To throw light upon this the Teacher said:
39. “Released from fierce man-eater’s hand he flies
To brahmin friend and ‘Fain would we,’ he cries,
‘Hear verses worth a hundred pieces each,
Us for our good if you would deign to teach.’ ”
The brahmin, when the Bodhisatta made his request, after shampooing his hands with perfumes, pulling a beautiful book out of a bag took it in both hands and said: “Well, sire, listen to my four verses, each worth a hundred pieces of money; they were taught me by Kassapa, the One with Ten Powers, and are destructive of passion, pride and similar vices, and procure for man the removal of desire, the cessation of the faculties, even the eternal mighty Nibbāna, to the decay of lust, the cutting of the circle of transmigration
40. “In union with the saints just once, O Sutasoma, be,
And ne’er consort with evil men and peace shall compass you.
41. With holy men consorting aye, as friends such only know,
From holy men true Dhamma learn and daily better grow.
42. As painted cars of royalty wax dim and fade away,
So too our bodies frail wear out and suffer swift decay.
But Dhamma of holy men abides and never waxes old,
Good men proclaim it to the good through ages yet untold.
43. The sky above us stretches far, far stretches earth below,
And lands beyond the boundless sea far distant are we know,
But greater still than all of these and wider in its reach
Is Dhamma whether good or bad that saints or sinners preach.”
Thus did the brahmin teach him the four verses, each worth a hundred pieces, just as he had been taught them by Kassapa, the One with Ten Powers, and then remained silent. The Great Being was delighted at hearing them and said: “My journey here is not without its reward,” and thinking, “these verses are not merely the words of a disciple or a saint nor the work of a poet, but were spoken by the Omniscient One; I wonder what they are worth. Though one were to give a whole world that extends to the Brahmā Realm, after filling it with the seven precious things, one could not make an adequate return for these verses. Surely I can give him sovereignty in the city of Indapatta covering seven leagues in the realm of Kuru, which extends over three hundred leagues. Doubtless it is his merited fate to be king.” But regarding him with the power he possessed of divining a man’s future from his personal appearance, he found no such signs. Then he bethought him of the office of commander-in-chief and similar posts, but did not find that he was destined even to the headship of a single village. Next, considering the case of acquisition of wealth and starting from a crore of money he found he was destined to receive four thousand pieces, and thinking to honour him with just this sum he bestowed on him four purses containing a thousand pieces each and he asked him, saying: “Teacher, when you teach other princes these verses, how much do you receive?” “A hundred for each one, sire,” he said, “so they are worth just a hundred pieces.” The Great Being said: “Teacher, you are ignorant of the priceless value of the goods you hawk about. Henceforth let them be considered worth a thousand pieces,” and so saying he repeated this verse:
44. “Not hundreds merely are they worth, nay thousands rather say,
So brahmin here four thousand take and, quick, with them away.”

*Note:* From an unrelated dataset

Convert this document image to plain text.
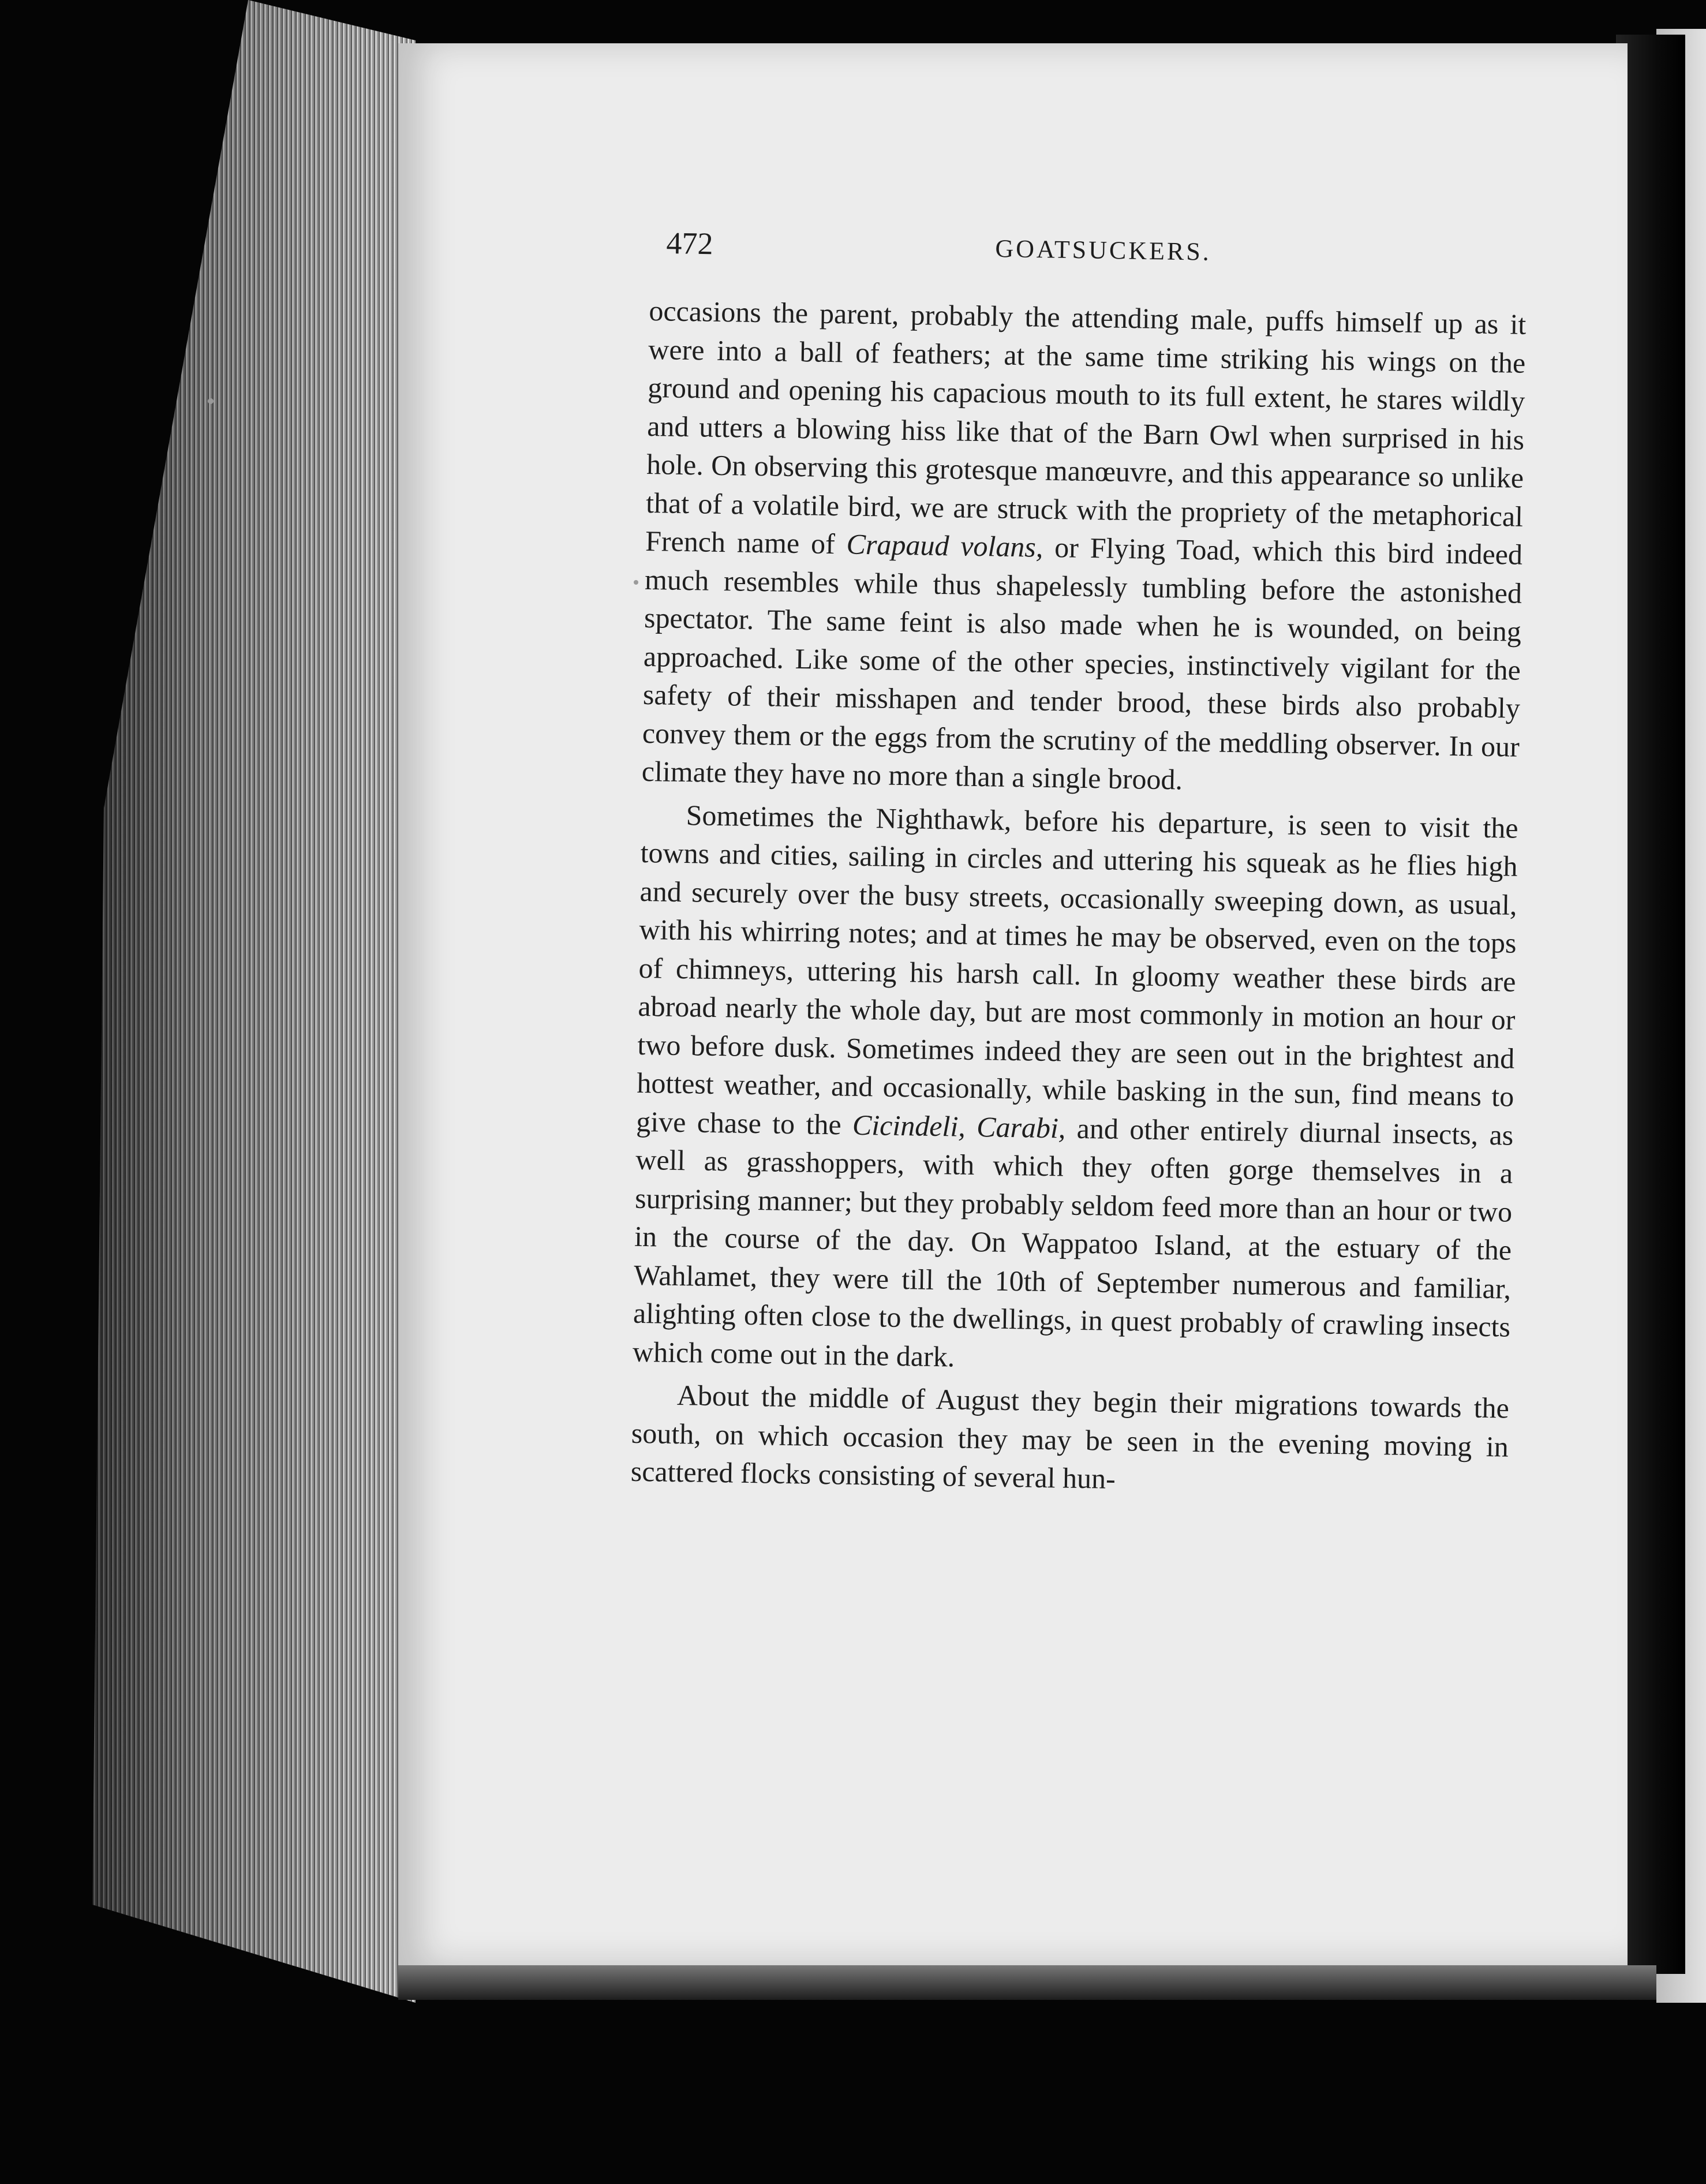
472	GOATSUCKERS.

occasions the parent, probably the attending male, puffs himself up as it were into a ball of feathers; at the same time striking his wings on the ground and opening his capacious mouth to its full extent, he stares wildly and utters a blowing hiss like that of the Barn Owl when surprised in his hole. On observing this grotesque manœuvre, and this appearance so unlike that of a volatile bird, we are struck with the propriety of the metaphorical French name of Crapaud volans, or Flying Toad, which this bird indeed much resembles while thus shapelessly tumbling before the astonished spectator. The same feint is also made when he is wounded, on being approached. Like some of the other species, instinctively vigilant for the safety of their misshapen and tender brood, these birds also probably convey them or the eggs from the scrutiny of the meddling observer. In our climate they have no more than a single brood.

Sometimes the Nighthawk, before his departure, is seen to visit the towns and cities, sailing in circles and uttering his squeak as he flies high and securely over the busy streets, occasionally sweeping down, as usual, with his whirring notes; and at times he may be observed, even on the tops of chimneys, uttering his harsh call. In gloomy weather these birds are abroad nearly the whole day, but are most commonly in motion an hour or two before dusk. Sometimes indeed they are seen out in the brightest and hottest weather, and occasionally, while basking in the sun, find means to give chase to the Cicindeli, Carabi, and other entirely diurnal insects, as well as grasshoppers, with which they often gorge themselves in a surprising manner; but they probably seldom feed more than an hour or two in the course of the day. On Wappatoo Island, at the estuary of the Wahlamet, they were till the 10th of September numerous and familiar, alighting often close to the dwellings, in quest probably of crawling insects which come out in the dark.

About the middle of August they begin their migrations towards the south, on which occasion they may be seen in the evening moving in scattered flocks consisting of several hun-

Then he presented him with an easy carriage
45. “Verses may be worth eighty pieces each,
Or e’en a hundred may in value reach,
But, Sutasoma, you thyself must own
A verse worth a thousand is unknown.”
Then the Great Being, to induce him to see things in a different light, said: “Dear father, it is not increase in wealth I desire, but increase in learning,” and he uttered these verses:
46. “Increase in holy lore I most desire
And to the friendship of the saints aspire;
No rivers can the void of ocean fill,
So I good words imbibe, insatiate still.
47. As flames for wood and grass insatiate roar,
And seas aye fed with streams crave more and more,
E’en so do sages, mighty lord of lords,
Insatiate hearken to well-spoken words.
48. If from the mouth of my own slave I e’er
Should verses full of deepest import hear,
His words I would accept with honour due,
Unsated still with doctrines good and true.”
After having thus spoken he said: “Do not just for the sake of money blame me. I have come here, after swearing an oath that when I had heard the Dhamma I would return. Now then I will go back to this monster; do you then accept this sovereignty,” and handing it over to him he spoke this verse:
49. “This realm is thine with all its wealth of gold,
Trappings of state and joy and bliss untold.
Why blame, should I from sensual pleasures fly
And at man-eater’s hand go forth to die?”
At this moment the heart of the king’s father grew hot within him and he said: “What, my dear Sutasoma, is this you say? I will come with a complete host of all four arms Elephants, cavalry, chariots, and infantry. and will seize the robber,” and he repeated this verse:
50. “For our defence lo! valiant soldiers come,
Some riding elephants, on chariots some,
Foot-soldiers these, these horsemen armed with bow –
Marshal our host and let us slay our foe.”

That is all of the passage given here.